Carta del Gran Jefe de los Indios Cree al Presidente de los EEUU (1855)

De la primera a la última temporada de Juego de Tronos (sí, esa tan criticada) tienen secuencias espectaculares. Una de mis favoritas ocurre en el día en que Arya Stark debe escapar de Desembarco del Rey y el bravo Syrio Forel se enfrenta con una espada de madera a cinco guardias Lannister y a Ser Meryn Trant. Ese día, Syrio muere con toda probabilidad («La primera espada de Braavos no corre»), pero deja en el aire una frase alucinante: «¿Qué le decimos al dios de la muerte? Hoy, no.»

Syrio Forel y Arya Stark entrenando en Desembarco del Rey (Juego de Tronos: HBO).

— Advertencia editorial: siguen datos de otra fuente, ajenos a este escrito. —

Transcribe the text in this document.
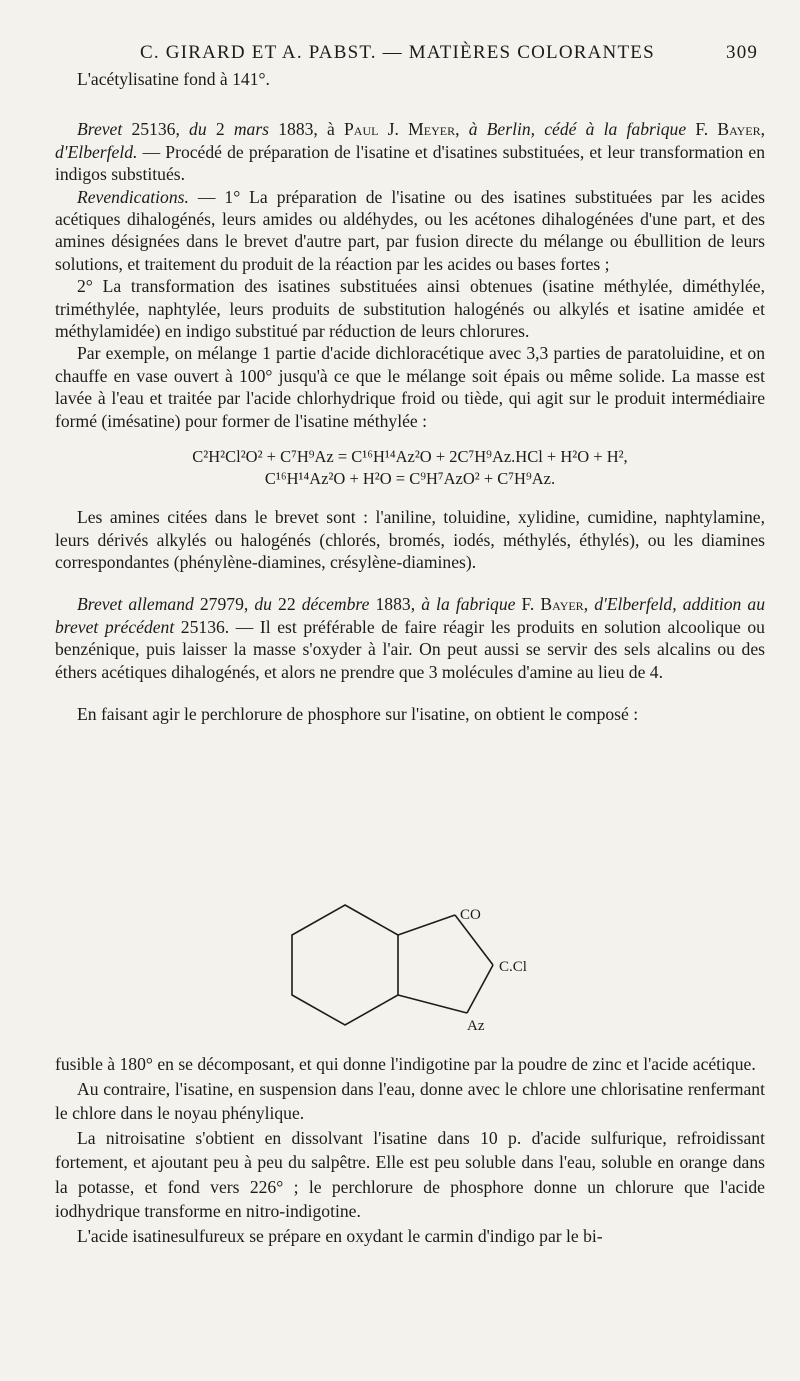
C. GIRARD ET A. PABST. — MATIÈRES COLORANTES	309

L'acétylisatine fond à 141°.

Brevet 25136, du 2 mars 1883, à Paul J. Meyer, à Berlin, cédé à la fabrique F. Bayer, d'Elberfeld. — Procédé de préparation de l'isatine et d'isatines substituées, et leur transformation en indigos substitués.

Revendications. — 1° La préparation de l'isatine ou des isatines substituées par les acides acétiques dihalogénés, leurs amides ou aldéhydes, ou les acétones dihalogénées d'une part, et des amines désignées dans le brevet d'autre part, par fusion directe du mélange ou ébullition de leurs solutions, et traitement du produit de la réaction par les acides ou bases fortes ;

2° La transformation des isatines substituées ainsi obtenues (isatine méthylée, diméthylée, triméthylée, naphtylée, leurs produits de substitution halogénés ou alkylés et isatine amidée et méthylamidée) en indigo substitué par réduction de leurs chlorures.

Par exemple, on mélange 1 partie d'acide dichloracétique avec 3,3 parties de paratoluidine, et on chauffe en vase ouvert à 100° jusqu'à ce que le mélange soit épais ou même solide. La masse est lavée à l'eau et traitée par l'acide chlorhydrique froid ou tiède, qui agit sur le produit intermédiaire formé (imésatine) pour former de l'isatine méthylée :

C²H²Cl²O² + C⁷H⁹Az = C¹⁶H¹⁴Az²O + 2C⁷H⁹Az.HCl + H²O + H²,
C¹⁶H¹⁴Az²O + H²O = C⁹H⁷AzO² + C⁷H⁹Az.

Les amines citées dans le brevet sont : l'aniline, toluidine, xylidine, cumidine, naphtylamine, leurs dérivés alkylés ou halogénés (chlorés, bromés, iodés, méthylés, éthylés), ou les diamines correspondantes (phénylène-diamines, crésylène-diamines).

Brevet allemand 27979, du 22 décembre 1883, à la fabrique F. Bayer, d'Elberfeld, addition au brevet précédent 25136. — Il est préférable de faire réagir les produits en solution alcoolique ou benzénique, puis laisser la masse s'oxyder à l'air. On peut aussi se servir des sels alcalins ou des éthers acétiques dihalogénés, et alors ne prendre que 3 molécules d'amine au lieu de 4.

En faisant agir le perchlorure de phosphore sur l'isatine, on obtient le composé :

CO
C.Cl
Az

fusible à 180° en se décomposant, et qui donne l'indigotine par la poudre de zinc et l'acide acétique.

Au contraire, l'isatine, en suspension dans l'eau, donne avec le chlore une chlorisatine renfermant le chlore dans le noyau phénylique.

La nitroisatine s'obtient en dissolvant l'isatine dans 10 p. d'acide sulfurique, refroidissant fortement, et ajoutant peu à peu du salpêtre. Elle est peu soluble dans l'eau, soluble en orange dans la potasse, et fond vers 226° ; le perchlorure de phosphore donne un chlorure que l'acide iodhydrique transforme en nitro-indigotine.

L'acide isatinesulfureux se prépare en oxydant le carmin d'indigo par le bi-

Sería fantástico que estos días aplicásemos un poco de toda esa épica a nuestro mundo. Aquí, en la Tierra, Bolsonaro ha despedido al director del instituto de investigación que denunció 72.000 incendios en el país en lo que va de año (sí, la cifra parece ser que es correcta) y ha culpado a las ONG. Las fotos satelitales son casi tan espeluznantes como el mensaje que el presidente brasileño está enviando a todo el mundo y que se resume del modo siguiente: abrir toda la Amazonia a la explotación minera, forestal y ga­nadera.

«¿Qué le decimos al dios de la muerte? Hoy, no.»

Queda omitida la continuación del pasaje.